1.3 Relationship to other Management Documents


This recovery plan relates to a range of other regional, State and Federal documents that provide specific recommendations or regional objectives regarding the management of threatened species including;

  • Our Place, Our Future, State Natural Resources Management Plan 2012 - 2017 (Government of South Australia 2012) – the recovery plan meets Objective 12 of the State NRM Plan: “Improve the conservation status of species and ecological communities”.

  • No Species Loss – A Biodiversity Strategy for South Australia (DEH 2006) - contributes to the priority targets by eradicating or halting significant threats, reassessing the conservation status and securing key populations at priority threatened species sites.
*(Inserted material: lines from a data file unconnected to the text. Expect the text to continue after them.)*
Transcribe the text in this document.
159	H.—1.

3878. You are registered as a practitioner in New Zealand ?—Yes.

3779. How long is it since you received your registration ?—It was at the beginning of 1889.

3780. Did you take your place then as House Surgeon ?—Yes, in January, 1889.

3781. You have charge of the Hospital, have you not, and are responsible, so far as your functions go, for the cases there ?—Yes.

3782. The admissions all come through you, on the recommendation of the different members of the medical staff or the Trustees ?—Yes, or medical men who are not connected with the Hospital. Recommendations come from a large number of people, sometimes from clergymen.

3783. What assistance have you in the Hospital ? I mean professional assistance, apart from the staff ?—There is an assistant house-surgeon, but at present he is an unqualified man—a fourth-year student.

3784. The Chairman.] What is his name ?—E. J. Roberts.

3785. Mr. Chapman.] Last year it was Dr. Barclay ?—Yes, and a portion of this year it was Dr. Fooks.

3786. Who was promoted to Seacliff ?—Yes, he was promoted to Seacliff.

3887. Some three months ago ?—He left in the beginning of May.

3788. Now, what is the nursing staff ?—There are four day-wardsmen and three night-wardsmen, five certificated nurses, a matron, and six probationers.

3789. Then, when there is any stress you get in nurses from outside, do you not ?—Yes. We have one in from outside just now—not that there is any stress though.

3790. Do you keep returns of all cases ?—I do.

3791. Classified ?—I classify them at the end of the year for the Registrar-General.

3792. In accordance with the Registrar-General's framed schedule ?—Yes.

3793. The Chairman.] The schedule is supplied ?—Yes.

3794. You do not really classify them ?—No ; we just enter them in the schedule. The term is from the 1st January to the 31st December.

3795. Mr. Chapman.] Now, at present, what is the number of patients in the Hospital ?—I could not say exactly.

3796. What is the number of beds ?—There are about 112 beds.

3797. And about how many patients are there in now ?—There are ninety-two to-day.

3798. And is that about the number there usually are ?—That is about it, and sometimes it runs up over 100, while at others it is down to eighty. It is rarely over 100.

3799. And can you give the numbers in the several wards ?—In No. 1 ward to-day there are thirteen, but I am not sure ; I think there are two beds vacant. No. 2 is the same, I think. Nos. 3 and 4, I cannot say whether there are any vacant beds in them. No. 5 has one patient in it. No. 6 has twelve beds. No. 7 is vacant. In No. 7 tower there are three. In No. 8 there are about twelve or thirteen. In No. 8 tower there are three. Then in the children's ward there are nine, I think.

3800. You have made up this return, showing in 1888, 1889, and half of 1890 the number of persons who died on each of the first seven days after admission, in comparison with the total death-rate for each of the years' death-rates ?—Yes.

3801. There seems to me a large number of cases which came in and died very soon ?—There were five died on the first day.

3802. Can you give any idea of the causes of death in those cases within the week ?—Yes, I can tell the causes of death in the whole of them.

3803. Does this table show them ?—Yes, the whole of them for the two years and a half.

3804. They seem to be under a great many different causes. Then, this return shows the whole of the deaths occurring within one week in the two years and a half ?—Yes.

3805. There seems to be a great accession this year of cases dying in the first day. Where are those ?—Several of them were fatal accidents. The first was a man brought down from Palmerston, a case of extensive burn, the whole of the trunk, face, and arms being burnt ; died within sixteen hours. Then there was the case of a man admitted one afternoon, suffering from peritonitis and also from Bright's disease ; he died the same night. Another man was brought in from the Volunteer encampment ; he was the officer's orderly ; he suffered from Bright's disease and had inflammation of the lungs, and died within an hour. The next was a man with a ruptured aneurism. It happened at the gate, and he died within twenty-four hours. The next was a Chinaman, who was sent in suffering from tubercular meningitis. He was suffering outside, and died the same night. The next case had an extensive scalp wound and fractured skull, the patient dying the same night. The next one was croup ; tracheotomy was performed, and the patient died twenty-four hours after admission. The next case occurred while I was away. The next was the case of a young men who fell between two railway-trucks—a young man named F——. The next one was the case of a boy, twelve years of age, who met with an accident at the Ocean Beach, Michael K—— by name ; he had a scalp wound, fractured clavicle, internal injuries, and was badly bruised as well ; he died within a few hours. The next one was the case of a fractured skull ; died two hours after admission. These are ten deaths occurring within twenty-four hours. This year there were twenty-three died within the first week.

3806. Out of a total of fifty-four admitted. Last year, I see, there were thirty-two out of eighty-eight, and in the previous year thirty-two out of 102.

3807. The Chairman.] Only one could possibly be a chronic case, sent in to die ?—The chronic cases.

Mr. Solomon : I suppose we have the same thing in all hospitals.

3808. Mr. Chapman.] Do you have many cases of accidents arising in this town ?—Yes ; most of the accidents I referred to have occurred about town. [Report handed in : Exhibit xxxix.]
  • Biodiversity Plan for the South East of South Australia (Croft et al. 1999) - discusses the importance of conserving a range of threatened species and significant habitat in the region including C. richardsiorum, P. tenuissima, the highly threatened Silky Tea-tree (Leptospermum lanigerum) Scrub in which P. tenuissima occurs, and coastal systems. The plan also prioritises specific coastal areas.
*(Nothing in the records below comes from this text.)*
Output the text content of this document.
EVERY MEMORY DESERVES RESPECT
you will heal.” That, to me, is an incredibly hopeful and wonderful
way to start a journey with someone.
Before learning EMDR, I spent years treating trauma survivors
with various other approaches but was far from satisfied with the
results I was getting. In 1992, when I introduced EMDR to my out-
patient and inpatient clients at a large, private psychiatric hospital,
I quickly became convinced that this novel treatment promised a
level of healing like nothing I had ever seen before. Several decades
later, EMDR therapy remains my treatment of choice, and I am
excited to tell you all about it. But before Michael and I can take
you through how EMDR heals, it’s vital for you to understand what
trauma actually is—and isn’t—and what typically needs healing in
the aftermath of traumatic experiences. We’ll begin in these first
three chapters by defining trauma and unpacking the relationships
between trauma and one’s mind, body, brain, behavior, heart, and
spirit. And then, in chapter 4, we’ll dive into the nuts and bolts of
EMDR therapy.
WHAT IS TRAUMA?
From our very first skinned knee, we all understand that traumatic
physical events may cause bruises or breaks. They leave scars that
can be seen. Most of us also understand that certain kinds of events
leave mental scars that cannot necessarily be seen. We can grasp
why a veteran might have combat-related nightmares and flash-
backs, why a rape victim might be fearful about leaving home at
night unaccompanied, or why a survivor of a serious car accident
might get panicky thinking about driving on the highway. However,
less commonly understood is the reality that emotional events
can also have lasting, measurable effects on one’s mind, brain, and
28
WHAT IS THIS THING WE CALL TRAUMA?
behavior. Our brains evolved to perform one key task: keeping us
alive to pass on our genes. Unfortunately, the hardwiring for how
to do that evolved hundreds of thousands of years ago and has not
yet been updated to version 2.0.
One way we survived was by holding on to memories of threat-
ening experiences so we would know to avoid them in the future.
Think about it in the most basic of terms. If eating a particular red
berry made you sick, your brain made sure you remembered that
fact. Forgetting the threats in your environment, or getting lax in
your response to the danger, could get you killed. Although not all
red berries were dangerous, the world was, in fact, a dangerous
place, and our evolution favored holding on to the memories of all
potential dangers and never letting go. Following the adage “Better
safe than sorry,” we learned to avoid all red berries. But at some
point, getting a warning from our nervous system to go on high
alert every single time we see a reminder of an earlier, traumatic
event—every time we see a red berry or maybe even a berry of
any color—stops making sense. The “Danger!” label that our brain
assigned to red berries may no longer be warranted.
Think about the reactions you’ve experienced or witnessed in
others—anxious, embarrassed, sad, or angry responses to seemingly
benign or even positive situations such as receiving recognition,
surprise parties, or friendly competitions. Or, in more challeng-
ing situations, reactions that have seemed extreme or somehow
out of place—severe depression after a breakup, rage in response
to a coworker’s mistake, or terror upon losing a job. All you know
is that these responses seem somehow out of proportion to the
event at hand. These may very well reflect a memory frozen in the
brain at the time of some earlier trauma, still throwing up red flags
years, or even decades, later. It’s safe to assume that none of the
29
  • South East Natural Resource Management Plan (SENRMB 2010) – this recovery document supports the resource condition targets of the SENRM plan, which include: “Conservation status of threatened species and ecological communities occurring in the south-east will be maintained or improved”.
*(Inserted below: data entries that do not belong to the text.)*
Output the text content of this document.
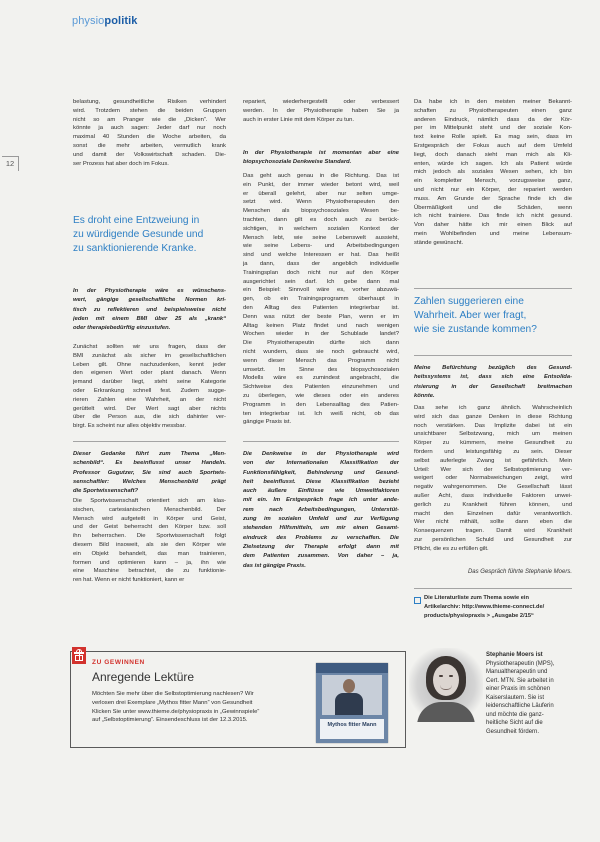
physiopolitik
12
belastung, gesundheitliche Risiken verhindert
wird. Trotzdem stehen die beiden Gruppen
nicht so am Pranger wie die „Dicken“. Wer
könnte ja auch sagen: Jeder darf nur noch
maximal 40 Stunden die Woche arbeiten, da
sonst die mehr arbeiten, vermutlich krank
und damit der Volkswirtschaft schaden. Die-
ser Prozess hat aber doch im Fokus.
Es droht eine Entzweiung in
zu würdigende Gesunde und
zu sanktionierende Kranke.
In der Physiotherapie wäre es wünschens-
wert, gängige gesellschaftliche Normen kri-
tisch zu reflektieren und beispielsweise nicht
jeden mit einem BMI über 25 als „krank“
oder therapiebedürftig einzustufen.
Zunächst sollten wir uns fragen, dass der
BMI zunächst als sicher im gesellschaftlichen
Leben gilt. Ohne nachzudenken, kennt jeder
den eigenen Wert oder plant danach. Wenn
jemand darüber liegt, steht seine Kategorie
oder Erkrankung schnell fest. Zudem sugge-
rieren Zahlen eine Wahrheit, an der nicht
gerüttelt wird. Der Wert sagt aber nichts
über die Person aus, die sich dahinter ver-
birgt. Es scheint nur alles objektiv messbar.
Dieser Gedanke führt zum Thema „Men-
schenbild“. Es beeinflusst unser Handeln.
Professor Gugutzer, Sie sind auch Sportwis-
senschaftler: Welches Menschenbild prägt
die Sportwissenschaft?
Die Sportwissenschaft orientiert sich am klas-
sischen, cartesianischen Menschenbild. Der
Mensch wird aufgeteilt in Körper und Geist,
und der Geist beherrscht den Körper bzw. soll
ihn beherrschen. Die Sportwissenschaft folgt
diesem Bild insoweit, als sie den Körper wie
ein Objekt behandelt, das man trainieren,
formen und optimieren kann – ja, ihn wie
eine Maschine betrachtet, die zu funktionie-
ren hat. Wenn er nicht funktioniert, kann er
repariert, wiederhergestellt oder verbessert
werden. In der Physiotherapie haben Sie ja
auch in erster Linie mit dem Körper zu tun.
In der Physiotherapie ist momentan aber eine
biopsychosoziale Denkweise Standard.
Das geht auch genau in die Richtung. Das ist
ein Punkt, der immer wieder betont wird, weil
er überall gelehrt, aber nur selten umge-
setzt wird. Wenn Physiotherapeuten den
Menschen als biopsychosoziales Wesen be-
trachten, dann gilt es doch auch zu berück-
sichtigen, in welchem sozialen Kontext der
Mensch lebt, wie seine Lebenswelt aussieht,
wie seine Lebens- und Arbeitsbedingungen
sind und welche Interessen er hat. Das heißt
ja dann, dass der angeblich individuelle
Trainingsplan doch nicht nur auf den Körper
ausgerichtet sein darf. Ich gebe dann mal
ein Beispiel: Sinnvoll wäre es, vorher abzuwä-
gen, ob ein Trainingsprogramm überhaupt in
den Alltag des Patienten integrierbar ist.
Denn was nützt der beste Plan, wenn er im
Alltag keinen Platz findet und nach wenigen
Wochen wieder in der Schublade landet?
Die Physiotherapeutin dürfte sich dann
nicht wundern, dass sie noch gebraucht wird,
wenn dieser Mensch das Programm nicht
umsetzt. Im Sinne des biopsychosozialen
Modells wäre es zumindest angebracht, die
Sichtweise des Patienten einzunehmen und
zu überlegen, wie dieses oder ein anderes
Programm in den Lebensalltag des Patien-
ten integrierbar ist. Ich weiß nicht, ob das
gängige Praxis ist.
Die Denkweise in der Physiotherapie wird
von der Internationalen Klassifikation der
Funktionsfähigkeit, Behinderung und Gesund-
heit beeinflusst. Diese Klassifikation bezieht
auch äußere Einflüsse wie Umweltfaktoren
mit ein. Im Erstgespräch frage ich unter ande-
rem nach Arbeitsbedingungen, Unterstüt-
zung im sozialen Umfeld und zur Verfügung
stehenden Hilfsmitteln, um mir einen Gesamt-
eindruck des Problems zu verschaffen. Die
Zielsetzung der Therapie erfolgt dann mit
dem Patienten zusammen. Von daher – ja,
das ist gängige Praxis.
Da habe ich in den meisten meiner Bekannt-
schaften zu Physiotherapeuten einen ganz
anderen Eindruck, nämlich dass da der Kör-
per im Mittelpunkt steht und der soziale Kon-
text keine Rolle spielt. Es mag sein, dass im
Erstgespräch der Fokus auch auf dem Umfeld
liegt, doch danach sieht man mich als Kli-
enten, würde ich sagen. Ich als Patient würde
mich jedoch als soziales Wesen sehen, ich bin
ein kompletter Mensch, vorzugsweise ganz,
und nicht nur ein Körper, der repariert werden
muss. Am Grunde der Sprache finde ich die
Übermäßigkeit und die Schäden, wenn
ich nicht trainiere. Das finde ich nicht gesund.
Von daher hätte ich mir einen Blick auf
mein Wohlbefinden und meine Lebensum-
stände gewünscht.
Zahlen suggerieren eine
Wahrheit. Aber wer fragt,
wie sie zustande kommen?
Meine Befürchtung bezüglich des Gesund-
heitssystems ist, dass sich eine Entsolida-
risierung in der Gesellschaft breitmachen
könnte.
Das sehe ich ganz ähnlich. Wahrscheinlich
wird sich das ganze Denken in diese Richtung
noch verstärken. Das Implizite dabei ist ein
unsichtbarer Selbstzwang, mich um meinen
Körper zu kümmern, meine Gesundheit zu
fördern und leistungsfähig zu sein. Dieser
selbst auferlegte Zwang ist gefährlich. Mein
Urteil: Wer sich der Selbstoptimierung ver-
weigert oder Normabweichungen zeigt, wird
negativ wahrgenommen. Die Gesellschaft lässt
außer Acht, dass individuelle Faktoren unwei-
gerlich zu Krankheit führen können, und
macht den Einzelnen dafür verantwortlich.
Wer nicht mithält, sollte dann eben die
Konsequenzen tragen. Damit wird Krankheit
zur persönlichen Schuld und Gesundheit zur
Pflicht, die es zu erfüllen gilt.
Das Gespräch führte Stephanie Moers.
Die Literaturliste zum Thema sowie ein
Artikelarchiv: http://www.thieme-connect.de/
products/physiopraxis > „Ausgabe 2/15“
ZU GEWINNEN
Anregende Lektüre
Möchten Sie mehr über die Selbstoptimierung nachlesen? Wir
verlosen drei Exemplare „Mythos fitter Mann“ von Gesundheit
Klicken Sie unter www.thieme.de/physiopraxis in „Gewinnspiele“
auf „Selbstoptimierung“. Einsendeschluss ist der 12.3.2015.
Mythos fitter Mann
Stephanie Moers ist
Physiotherapeutin (MPS),
Manualtherapeutin und
Cert. MTN. Sie arbeitet in
einer Praxis im schönen
Kaiserslautern. Sie ist
leidenschaftliche Läuferin
und möchte die ganz-
heitliche Sicht auf die
Gesundheit fördern.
  • West Victoria Comprehensive Regional Biodiversity Assessment (CVRFASC 2000) - provides an overview of the biodiversity of the region and identifies 63 plant taxa of high regional priority for management, including C. calcicola.

  • Glenelg Hopkins Regional Catchment Strategy (GHCMA 2003) - recognises the high number of threatened plant species in the Lower Glenelg and Portland Coastal sub-catchments including C. calcicola and P. tenuissima. The strategy also sets out Interim Resource Condition Targets that aim to double the cover of depleted Ecological Vegetation Classes by 2030 and all three species are found in highly threatened ecological communities.

  • Corangamite Regional Catchment Strategy (CCMA 2003) - identifies Silky Tea-tree Scrub (habitat for P. tenuissima) as a priority Ecological Vegetation Class and endeavours to protect 2,500 hectares of high priority Silky Tea-tree Scrub remnant vegetation on private land. The strategy recognises the importance of Regional Biodiversity Action Plans, National Recovery Plans and State Action Statements in the planning of threatened species recovery.

1.4 International Obligations


The implementation of this recovery plan is consistent with the following international agreements:

  • 1992 United Nations Convention on Biological Diversity

  • 1992 Rio Declaration on Environment and Development (Agenda 21)

1.5 Storage of Spatial and Other Data


Data relating to the location and management of threatened species and communities are stored in a range of information systems within the South Australian Department of Environment, Water and Natural Resources (DEWNR) and the Victorian Department of Sustainability and Environment (DSE).

The impacts of excessive visitation and illegal orchid collection, although infrequent, remains a high risk to threatened orchid taxa where population sizes are low or where the habitat is very sensitive to trampling. As a result, data relating to exact site locations are not included in this document.